The right of secession found advocates afterwards in men of distinguished abilities and unquestioned patriotism. In 1825 it was maintained by Mr. William Rawle, of Philadelphia, an eminent and universally respected lawyer, in the 23d chapter of his “View of the Constitution of the United States.” In speaking of him his biographer says, that “in 1791 he was appointed District Attorney of the United States, by the Father of his country;” and “the situation of Attorney General was more than once tendered to him by Washington, but as often declined,” for domestic reasons.2 But to quote a still higher authority, that of Mr. John Quincy Adams. This learned and profound statesman, in 1839, admitted the right of the people of a State to secede from the Union, whilst deprecating its exercise. We copy entire the three paragraphs relating to this subject from his “Discourse delivered before the New York Historical Society,”3 on the fiftieth anniversary of General Washington’s Inauguration as President of the United States:
“In the calm hours of self-possession, the right of a State to nullify an act of Congress, is too absurd for argument, and too odious for discussion. The right of a State to secede from the Union, is equally disowned by the principles of the Declaration of Independence. Nations acknowledge no judge between them upon earth; and their Governments, from necessity, must in their intercourse with each other decide when the failure of one party to a contract to perform its obligations, absolves the other from the reciprocal fulfilment of his own. But this last of earthly powers is not necessary to the freedom or independence of States, connected together by the immediate action of the people of whom they consist. To the people alone is there reserved as well the dissolving as the constituent power, and that power can be exercised by them only under the tie of conscience, binding them to the retributive justice of Heaven.

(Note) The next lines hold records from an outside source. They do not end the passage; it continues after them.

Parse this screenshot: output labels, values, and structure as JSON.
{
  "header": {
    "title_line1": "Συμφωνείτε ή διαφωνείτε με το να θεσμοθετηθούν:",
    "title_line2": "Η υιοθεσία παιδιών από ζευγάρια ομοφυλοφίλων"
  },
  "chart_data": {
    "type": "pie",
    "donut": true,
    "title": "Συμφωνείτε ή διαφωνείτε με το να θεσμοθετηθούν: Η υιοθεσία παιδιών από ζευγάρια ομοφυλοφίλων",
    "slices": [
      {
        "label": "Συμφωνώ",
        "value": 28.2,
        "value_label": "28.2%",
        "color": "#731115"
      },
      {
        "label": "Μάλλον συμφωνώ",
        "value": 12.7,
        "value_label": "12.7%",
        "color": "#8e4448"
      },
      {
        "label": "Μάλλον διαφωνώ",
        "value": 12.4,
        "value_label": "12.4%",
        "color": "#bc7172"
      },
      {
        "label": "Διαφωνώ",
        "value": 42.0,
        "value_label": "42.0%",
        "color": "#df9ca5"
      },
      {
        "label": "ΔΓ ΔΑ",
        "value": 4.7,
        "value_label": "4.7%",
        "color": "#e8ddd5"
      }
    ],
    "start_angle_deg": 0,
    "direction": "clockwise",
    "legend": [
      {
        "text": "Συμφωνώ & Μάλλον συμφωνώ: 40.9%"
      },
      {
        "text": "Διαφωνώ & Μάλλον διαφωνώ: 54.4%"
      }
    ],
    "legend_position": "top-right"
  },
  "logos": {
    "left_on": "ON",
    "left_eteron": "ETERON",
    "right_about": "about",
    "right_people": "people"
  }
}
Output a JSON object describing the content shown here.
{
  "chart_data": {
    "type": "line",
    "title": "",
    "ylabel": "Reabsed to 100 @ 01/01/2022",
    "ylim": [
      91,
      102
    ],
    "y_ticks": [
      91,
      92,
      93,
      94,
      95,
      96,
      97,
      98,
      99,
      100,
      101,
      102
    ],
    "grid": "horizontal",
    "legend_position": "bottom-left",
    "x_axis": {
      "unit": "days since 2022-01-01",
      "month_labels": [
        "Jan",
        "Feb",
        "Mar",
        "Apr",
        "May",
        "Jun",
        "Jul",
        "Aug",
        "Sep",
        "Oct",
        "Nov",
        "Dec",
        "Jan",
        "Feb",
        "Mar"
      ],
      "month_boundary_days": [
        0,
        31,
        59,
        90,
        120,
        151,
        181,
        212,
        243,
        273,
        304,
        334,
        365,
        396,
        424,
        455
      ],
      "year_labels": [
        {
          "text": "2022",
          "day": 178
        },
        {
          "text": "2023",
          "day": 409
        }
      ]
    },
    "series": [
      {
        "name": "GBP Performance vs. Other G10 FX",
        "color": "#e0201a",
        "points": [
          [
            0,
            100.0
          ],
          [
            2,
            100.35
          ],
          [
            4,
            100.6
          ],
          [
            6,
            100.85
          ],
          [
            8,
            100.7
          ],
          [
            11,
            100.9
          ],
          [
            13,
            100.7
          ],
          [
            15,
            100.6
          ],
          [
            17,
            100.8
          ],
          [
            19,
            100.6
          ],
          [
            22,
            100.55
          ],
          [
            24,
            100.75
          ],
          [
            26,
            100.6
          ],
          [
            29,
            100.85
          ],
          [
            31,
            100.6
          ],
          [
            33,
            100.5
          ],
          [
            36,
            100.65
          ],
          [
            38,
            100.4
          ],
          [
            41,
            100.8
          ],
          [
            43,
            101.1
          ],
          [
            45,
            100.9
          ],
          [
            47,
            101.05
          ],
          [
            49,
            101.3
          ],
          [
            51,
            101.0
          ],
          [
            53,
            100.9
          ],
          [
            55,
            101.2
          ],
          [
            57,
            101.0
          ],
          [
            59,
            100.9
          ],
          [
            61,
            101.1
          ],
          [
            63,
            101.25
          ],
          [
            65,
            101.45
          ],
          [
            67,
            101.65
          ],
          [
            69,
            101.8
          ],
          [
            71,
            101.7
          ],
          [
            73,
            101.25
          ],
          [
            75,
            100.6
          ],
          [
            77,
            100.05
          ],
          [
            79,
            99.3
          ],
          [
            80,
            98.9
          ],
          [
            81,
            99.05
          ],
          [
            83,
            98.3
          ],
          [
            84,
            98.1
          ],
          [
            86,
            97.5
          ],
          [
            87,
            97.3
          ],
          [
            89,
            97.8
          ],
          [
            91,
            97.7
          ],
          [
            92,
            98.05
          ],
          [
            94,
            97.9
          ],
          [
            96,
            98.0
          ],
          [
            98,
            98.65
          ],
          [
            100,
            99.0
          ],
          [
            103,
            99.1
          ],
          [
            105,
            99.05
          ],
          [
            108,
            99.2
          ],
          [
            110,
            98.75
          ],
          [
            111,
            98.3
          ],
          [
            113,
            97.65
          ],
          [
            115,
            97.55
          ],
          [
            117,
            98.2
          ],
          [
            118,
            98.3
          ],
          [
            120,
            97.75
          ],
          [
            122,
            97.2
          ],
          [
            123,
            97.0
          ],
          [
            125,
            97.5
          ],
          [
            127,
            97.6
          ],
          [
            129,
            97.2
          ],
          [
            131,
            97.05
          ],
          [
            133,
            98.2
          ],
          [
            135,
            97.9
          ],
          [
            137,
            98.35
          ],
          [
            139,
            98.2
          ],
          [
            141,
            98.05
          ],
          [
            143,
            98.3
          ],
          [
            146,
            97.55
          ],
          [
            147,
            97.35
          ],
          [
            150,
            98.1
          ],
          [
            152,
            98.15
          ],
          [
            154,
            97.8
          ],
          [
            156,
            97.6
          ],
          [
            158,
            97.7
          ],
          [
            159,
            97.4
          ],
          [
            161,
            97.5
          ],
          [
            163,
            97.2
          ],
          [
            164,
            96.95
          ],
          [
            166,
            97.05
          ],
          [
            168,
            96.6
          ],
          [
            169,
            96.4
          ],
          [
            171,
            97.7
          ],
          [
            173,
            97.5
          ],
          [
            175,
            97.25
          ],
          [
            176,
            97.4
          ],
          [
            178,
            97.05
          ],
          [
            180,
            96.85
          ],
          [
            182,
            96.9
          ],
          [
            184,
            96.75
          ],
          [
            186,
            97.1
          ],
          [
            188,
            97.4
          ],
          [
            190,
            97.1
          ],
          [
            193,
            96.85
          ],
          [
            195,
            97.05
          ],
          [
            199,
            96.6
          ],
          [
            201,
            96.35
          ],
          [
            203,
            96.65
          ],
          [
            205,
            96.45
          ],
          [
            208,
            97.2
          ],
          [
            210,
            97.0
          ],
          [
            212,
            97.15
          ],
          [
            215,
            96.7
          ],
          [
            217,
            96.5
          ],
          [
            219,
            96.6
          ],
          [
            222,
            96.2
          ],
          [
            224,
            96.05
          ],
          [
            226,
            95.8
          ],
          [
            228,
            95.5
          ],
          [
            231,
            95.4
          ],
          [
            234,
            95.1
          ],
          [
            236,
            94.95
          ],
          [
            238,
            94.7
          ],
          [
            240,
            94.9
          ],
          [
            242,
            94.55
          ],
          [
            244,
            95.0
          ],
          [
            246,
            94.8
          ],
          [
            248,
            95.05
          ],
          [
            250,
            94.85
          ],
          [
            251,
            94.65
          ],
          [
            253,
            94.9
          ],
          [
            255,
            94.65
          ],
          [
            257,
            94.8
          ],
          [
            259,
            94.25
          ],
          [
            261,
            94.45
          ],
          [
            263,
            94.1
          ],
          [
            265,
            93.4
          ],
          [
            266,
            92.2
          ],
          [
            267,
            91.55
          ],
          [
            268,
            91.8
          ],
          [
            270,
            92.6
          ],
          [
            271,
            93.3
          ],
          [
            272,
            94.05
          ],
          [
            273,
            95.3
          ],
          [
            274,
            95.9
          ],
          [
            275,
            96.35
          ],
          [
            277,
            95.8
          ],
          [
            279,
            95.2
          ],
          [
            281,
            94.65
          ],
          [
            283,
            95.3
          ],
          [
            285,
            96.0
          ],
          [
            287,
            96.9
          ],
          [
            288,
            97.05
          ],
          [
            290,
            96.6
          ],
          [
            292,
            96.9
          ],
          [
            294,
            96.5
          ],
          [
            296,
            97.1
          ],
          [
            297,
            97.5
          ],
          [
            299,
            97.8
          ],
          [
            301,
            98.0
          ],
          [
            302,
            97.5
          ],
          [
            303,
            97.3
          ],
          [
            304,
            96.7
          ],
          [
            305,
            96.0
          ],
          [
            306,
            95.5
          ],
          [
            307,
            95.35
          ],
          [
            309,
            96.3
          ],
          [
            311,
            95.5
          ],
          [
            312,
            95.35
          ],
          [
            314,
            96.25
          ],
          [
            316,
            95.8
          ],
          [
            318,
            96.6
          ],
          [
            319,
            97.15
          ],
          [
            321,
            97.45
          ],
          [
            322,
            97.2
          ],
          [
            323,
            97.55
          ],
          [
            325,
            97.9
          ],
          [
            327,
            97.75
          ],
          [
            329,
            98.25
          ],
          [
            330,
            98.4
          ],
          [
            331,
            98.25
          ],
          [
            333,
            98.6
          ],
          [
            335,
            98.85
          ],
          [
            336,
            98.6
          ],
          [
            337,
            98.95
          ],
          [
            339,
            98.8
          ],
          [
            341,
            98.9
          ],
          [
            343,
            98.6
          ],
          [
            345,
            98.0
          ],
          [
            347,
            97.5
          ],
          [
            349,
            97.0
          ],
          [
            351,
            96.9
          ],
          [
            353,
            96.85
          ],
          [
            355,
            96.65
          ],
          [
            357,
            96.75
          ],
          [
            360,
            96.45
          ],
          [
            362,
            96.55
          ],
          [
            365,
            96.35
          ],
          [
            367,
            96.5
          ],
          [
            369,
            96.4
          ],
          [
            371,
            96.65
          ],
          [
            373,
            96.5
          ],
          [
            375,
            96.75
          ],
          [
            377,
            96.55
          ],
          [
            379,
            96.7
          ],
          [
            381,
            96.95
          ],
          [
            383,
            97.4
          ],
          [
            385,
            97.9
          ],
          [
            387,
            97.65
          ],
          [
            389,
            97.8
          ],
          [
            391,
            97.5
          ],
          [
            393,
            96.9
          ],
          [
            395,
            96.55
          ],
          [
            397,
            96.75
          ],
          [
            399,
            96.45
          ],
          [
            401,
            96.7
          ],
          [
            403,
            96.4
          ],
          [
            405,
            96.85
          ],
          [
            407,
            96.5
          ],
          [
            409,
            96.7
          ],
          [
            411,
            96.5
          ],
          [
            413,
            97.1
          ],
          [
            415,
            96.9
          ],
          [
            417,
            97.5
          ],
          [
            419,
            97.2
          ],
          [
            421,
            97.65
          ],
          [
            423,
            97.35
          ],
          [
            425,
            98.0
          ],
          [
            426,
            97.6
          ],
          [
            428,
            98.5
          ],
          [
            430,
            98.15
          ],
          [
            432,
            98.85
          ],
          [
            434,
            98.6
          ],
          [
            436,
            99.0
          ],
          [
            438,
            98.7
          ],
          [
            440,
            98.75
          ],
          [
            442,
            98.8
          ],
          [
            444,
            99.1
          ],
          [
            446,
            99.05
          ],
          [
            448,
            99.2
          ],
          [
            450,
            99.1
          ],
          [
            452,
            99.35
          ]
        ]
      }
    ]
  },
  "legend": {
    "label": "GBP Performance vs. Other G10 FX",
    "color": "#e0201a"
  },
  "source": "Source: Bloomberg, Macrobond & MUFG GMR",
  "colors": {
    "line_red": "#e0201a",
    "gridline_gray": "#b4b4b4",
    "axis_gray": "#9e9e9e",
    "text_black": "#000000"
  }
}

“With these qualifications, we may admit the same right as vested in the people of every State in the Union, with reference to the General Government, which was exercised by the people of the United Colonies, with reference to the supreme head of the British empire, of which they formed a part; and under these limitations have the people of each State in the Union a right to secede from the confederated Union itself.
“Thus stands the RIGHT. But the indissoluble link of union between the people of the several States of this confederated nation is, after all, not in the right, but in the heart. If the day should ever come (may Heaven avert it) when the affections of the people of these States shall be alienated from each other; when the fraternal spirit shall give way to cold indifference, or collision of interest shall fester into hatred, the bands of political association will not long hold together parties no longer attracted by the magnetism of conciliated interests and kindly sympathies; and far better will it be for the people of the disunited States to part in friendship from each other, than to be held together by constraint. Then will be the time for reverting to the precedents which occurred at the formation and adoption of the Constitution, to form again a more perfect union, by dissolving that which could no longer bind, and to leave the separated parts to be reunited by the law of political gravitation to the centre.”
‘Letter of Dec. 30, 1828, in reply to Harrison Gray Otis and others. Appendix to Randall’s Life of Jefferson, vol. iii., p. 635. Vide also vol. iii., P. 295.